More than 1,300 indigenous people have abandoned their homes the Colombian indigenous reserve of Catru due to clashes between armed groups, according to the Organization of American States’ Mission to Support the Peace Process (MAPP OAS). (EFE)
Growing U.S. hostility towards Cuba puts Caribbean countries in a tough spot diplomatically, writes Sir Ronald Sanders in the Jamaica Observer.
Emmanuel “Toto” Constant — a former strongman who once boasted that Vodou and the CIA protected him— is among 78 Haitian nationals scheduled to be removed from the United States, reports the Miami Herald. Rights activists have urged the U.S. State Department to backtrack the deportation flight due to his human rights record and the risk of spreading Covid-19 in Haiti. Immigration advocates say at least nine other deportees who are scheduled to fly tomorrow have tested positive for the disease.
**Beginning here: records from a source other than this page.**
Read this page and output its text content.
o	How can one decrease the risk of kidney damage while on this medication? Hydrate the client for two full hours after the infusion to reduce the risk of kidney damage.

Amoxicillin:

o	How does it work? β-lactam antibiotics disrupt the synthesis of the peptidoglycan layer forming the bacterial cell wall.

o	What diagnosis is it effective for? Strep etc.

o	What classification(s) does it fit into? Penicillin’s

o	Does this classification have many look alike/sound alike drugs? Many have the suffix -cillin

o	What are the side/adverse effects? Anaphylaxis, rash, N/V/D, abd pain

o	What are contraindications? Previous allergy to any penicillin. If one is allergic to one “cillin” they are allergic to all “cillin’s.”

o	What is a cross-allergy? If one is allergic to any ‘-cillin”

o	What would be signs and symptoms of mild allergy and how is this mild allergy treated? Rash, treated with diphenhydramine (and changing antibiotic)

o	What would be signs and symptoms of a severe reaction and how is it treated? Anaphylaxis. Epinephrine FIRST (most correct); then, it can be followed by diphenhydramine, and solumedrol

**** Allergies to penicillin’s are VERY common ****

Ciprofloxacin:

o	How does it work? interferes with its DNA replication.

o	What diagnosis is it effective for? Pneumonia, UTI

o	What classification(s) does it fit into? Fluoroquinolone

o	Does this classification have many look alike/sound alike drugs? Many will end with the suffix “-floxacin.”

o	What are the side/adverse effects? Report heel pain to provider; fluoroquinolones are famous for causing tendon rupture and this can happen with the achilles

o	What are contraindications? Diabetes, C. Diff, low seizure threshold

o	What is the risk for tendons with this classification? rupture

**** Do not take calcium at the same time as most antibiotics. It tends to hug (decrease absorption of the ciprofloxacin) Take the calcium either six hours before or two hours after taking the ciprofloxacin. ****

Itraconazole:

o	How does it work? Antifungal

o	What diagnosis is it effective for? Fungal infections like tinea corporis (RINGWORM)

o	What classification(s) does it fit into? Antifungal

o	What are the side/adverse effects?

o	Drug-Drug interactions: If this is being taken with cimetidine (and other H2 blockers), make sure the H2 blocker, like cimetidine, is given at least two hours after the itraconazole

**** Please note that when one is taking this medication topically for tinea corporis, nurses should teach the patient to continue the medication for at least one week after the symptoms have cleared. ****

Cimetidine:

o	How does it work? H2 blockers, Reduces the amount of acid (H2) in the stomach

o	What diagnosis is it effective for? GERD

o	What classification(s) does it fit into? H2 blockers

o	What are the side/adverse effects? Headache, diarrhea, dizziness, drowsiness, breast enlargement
The coronavirus pandemic has pushed Chile's healthcare system "very close to the limit," according to President Sebastián Piñera. (BBC)
Mexican President Andrés Manuel López Obrador said coronavirus could cost as many as a million jobs in the country. (Reuters)
It is hard governing in a pandemic, in part because there are no right answers -- people who make directly opposing arguments are both write, notes María Esperanza Casullo in her Cenital column. She notes the issue of "genderization" of pandemic policies: leaders who have opposed quarantines tend towards a macho discourse, rejecting a health perspective that, for being associated with care, could be considered more feminine. In this sense, the much vaunted success of female-led countries has less to do with the gender of their leadership than that they are societies that value care, solidarity and shared responsibility, she argues.
It's odd how holidays seem to take on a simultaneously heightened and lessened significance under lockdown. Nonetheless: ¡Happy Memorial Day in the U.S., Spring Bank Holiday in the U.K, and 25 de Mayo in Argentina and Bolivia!